Justice Ketanji Brown Jackson bemoaned in a dissent that the Court’s majority had, in a Wednesday opinion, crafted a “bespoke” doctrine allowing candidates to challenge voting laws with far more leeway than it had even been willing to give victims of law enforcement violence.

She wrote that the plaintiff in Los Angeles v. Lyons had sued “forty-some years ago,” seeking a ban on life-threatening chokeholds after having been subjected to one by the police that almost killed him. The Court in 1983 found that Adolph Lyons didn’t have enough of a reason to believe that he’d be put in the same chokehold again, and ruled that he didn’t have standing. 

On the other hand, Wednesday’s majority opinion in Bost v. Illinois Board of Elections — led by Chief Justice John Roberts — found that candidates for office had standing to challenge election laws without having to show an injury. Their “interest in a fair process” is enough to let them sue. 

“The bare assertion of an interest in general fairness, absent the showing of any real and immediate harm, is apparently cognizable only if asserted by candidates for office,” Jackson snarked.

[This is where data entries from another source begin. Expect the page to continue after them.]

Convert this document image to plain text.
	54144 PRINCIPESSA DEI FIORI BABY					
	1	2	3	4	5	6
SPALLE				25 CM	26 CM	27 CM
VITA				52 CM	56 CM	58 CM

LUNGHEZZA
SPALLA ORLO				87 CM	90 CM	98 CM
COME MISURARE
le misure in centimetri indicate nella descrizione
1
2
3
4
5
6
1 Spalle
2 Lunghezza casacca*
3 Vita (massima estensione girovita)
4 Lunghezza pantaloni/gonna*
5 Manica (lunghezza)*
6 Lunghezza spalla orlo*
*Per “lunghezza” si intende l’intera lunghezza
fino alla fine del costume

She lamented that the Court hadn’t given Lyons such wide latitude, pointing out the downstream effects of preventing plaintiffs from suing to prevent future law enforcement abuses. One of the effects she cited was so-called “Kavanaugh stops,” arising from a ruling in which the Court gave ICE the greenlight to detain people who appear Latino “without reasonable suspicion of unlawful presence.” The stops, now frequently used, emerged from an infamous Justice Brett Kavanaugh concurrence in Noem v. Vasquez Perdomo last September.

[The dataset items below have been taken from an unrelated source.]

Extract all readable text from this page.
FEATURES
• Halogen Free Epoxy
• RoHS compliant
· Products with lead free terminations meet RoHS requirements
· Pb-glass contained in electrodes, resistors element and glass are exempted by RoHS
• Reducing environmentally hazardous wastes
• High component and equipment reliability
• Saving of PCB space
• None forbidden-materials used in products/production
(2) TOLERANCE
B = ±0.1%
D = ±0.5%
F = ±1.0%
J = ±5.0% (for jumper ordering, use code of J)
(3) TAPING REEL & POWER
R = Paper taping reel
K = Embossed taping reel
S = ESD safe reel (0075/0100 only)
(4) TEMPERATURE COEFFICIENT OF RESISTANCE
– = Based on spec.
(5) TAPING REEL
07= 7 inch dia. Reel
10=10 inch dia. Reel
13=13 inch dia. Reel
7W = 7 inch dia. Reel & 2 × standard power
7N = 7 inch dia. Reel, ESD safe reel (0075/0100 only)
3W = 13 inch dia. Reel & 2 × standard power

Justice Sonia Sotomayor joined Jackson in her dissent. Justice Amy Coney Barrett wrote a concurring opinion, joined by Justice Elena Kagan, that agreed that Rep. Michael Bost (R-IL) had standing to challenge Illinois’ grace period for receiving mail-in ballots, but due to the expense of monitoring the extra days of ballot counting. 

“I cannot join the Court’s creation of a bespoke standing rule for candidates,” Barrett wrote. “Elections are important, but so are many things in life.”

The case created odd bedfellows. Bost, an election denier, was supported by Judicial Watch, the right-wing group that frequently advances voter fraud conspiracy theories. But the ACLU and League of Women Voters took his side too, pushing for greater leeway for candidate-led election challenges.